The film follows a French village and it’s various inhabitants near the end of winter. There are healthy social interactions and solidarity as shown by the villagers’ festivities towards the end of winter. To welcome the coming of spring, the village holds a festival filled with synchronized dances and the burning of an winter effigy. However, winter does not end. It stagnates through the year; nature refuses to cycle and move on and with it the villagers. Throughout the film, the villagers steadily but surely start a descent into madness fueled by superstition, desperation, and frustration. They go from blessing trees to eventually forming a superstitious cabal intent on human sacrifice as the final solution.
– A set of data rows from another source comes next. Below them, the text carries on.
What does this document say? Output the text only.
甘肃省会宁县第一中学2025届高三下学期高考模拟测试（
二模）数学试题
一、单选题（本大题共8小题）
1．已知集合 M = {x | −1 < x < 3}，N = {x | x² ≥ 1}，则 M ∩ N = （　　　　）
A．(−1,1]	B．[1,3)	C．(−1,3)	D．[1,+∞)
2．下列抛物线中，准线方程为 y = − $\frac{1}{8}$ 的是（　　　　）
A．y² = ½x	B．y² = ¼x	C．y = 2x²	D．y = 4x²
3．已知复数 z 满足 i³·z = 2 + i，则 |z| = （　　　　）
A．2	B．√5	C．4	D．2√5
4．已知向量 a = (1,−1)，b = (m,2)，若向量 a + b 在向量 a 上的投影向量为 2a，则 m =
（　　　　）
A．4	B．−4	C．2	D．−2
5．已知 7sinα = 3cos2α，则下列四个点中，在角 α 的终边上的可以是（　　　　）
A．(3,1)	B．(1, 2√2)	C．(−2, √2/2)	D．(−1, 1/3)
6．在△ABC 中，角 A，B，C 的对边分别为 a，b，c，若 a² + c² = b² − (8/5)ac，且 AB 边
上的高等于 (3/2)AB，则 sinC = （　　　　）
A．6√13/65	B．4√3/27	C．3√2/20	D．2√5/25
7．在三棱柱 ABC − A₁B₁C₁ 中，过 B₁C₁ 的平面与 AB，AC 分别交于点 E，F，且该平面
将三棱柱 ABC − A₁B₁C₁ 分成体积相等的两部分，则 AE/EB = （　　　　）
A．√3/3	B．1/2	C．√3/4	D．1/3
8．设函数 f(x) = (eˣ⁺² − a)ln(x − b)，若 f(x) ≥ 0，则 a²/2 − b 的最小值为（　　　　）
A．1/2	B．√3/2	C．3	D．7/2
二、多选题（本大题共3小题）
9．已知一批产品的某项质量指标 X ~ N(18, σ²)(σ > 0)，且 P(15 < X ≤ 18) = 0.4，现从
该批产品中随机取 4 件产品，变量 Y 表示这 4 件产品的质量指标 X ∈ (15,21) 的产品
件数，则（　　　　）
In between, the film also centers on various characters such as the three children Alice (Aurélia Poirier), Thomas (Django Schrevens), and Octave (Gill Vancompernolle) as they deal with growing up (or attempting to) in world that refuses to move forward.

la-cinquieme-saison

Brosens does a brilliant job of setting up bleak tableaus for his characters to interact in. There is limited camera movement, creating self contained panoramas–little stories of each villager’s increasing desperation. When there is a cut, it is a biting transition from scene to scene. Things are broken up by intermittent shots of the cold landscape as a sort of palette cleanser, underscored by an intense and operatic score.

Viewers looking for a film that gives a great sense of development and story will find this film lacking. The thematic core of this film is in stagnation and devolution. It is inherent in the characters’ descent as well as the styles of the film itself. Not much happens throughout the film because the characters, much like every human, is so entirely dependent on the natural forces around them and their attachment to constructs such as time and seasons, that when devoid of it all, they are incapable of functioning. The film is a sparse and darkly surreal examination of behavior in the face of nature and devoid of human constructs.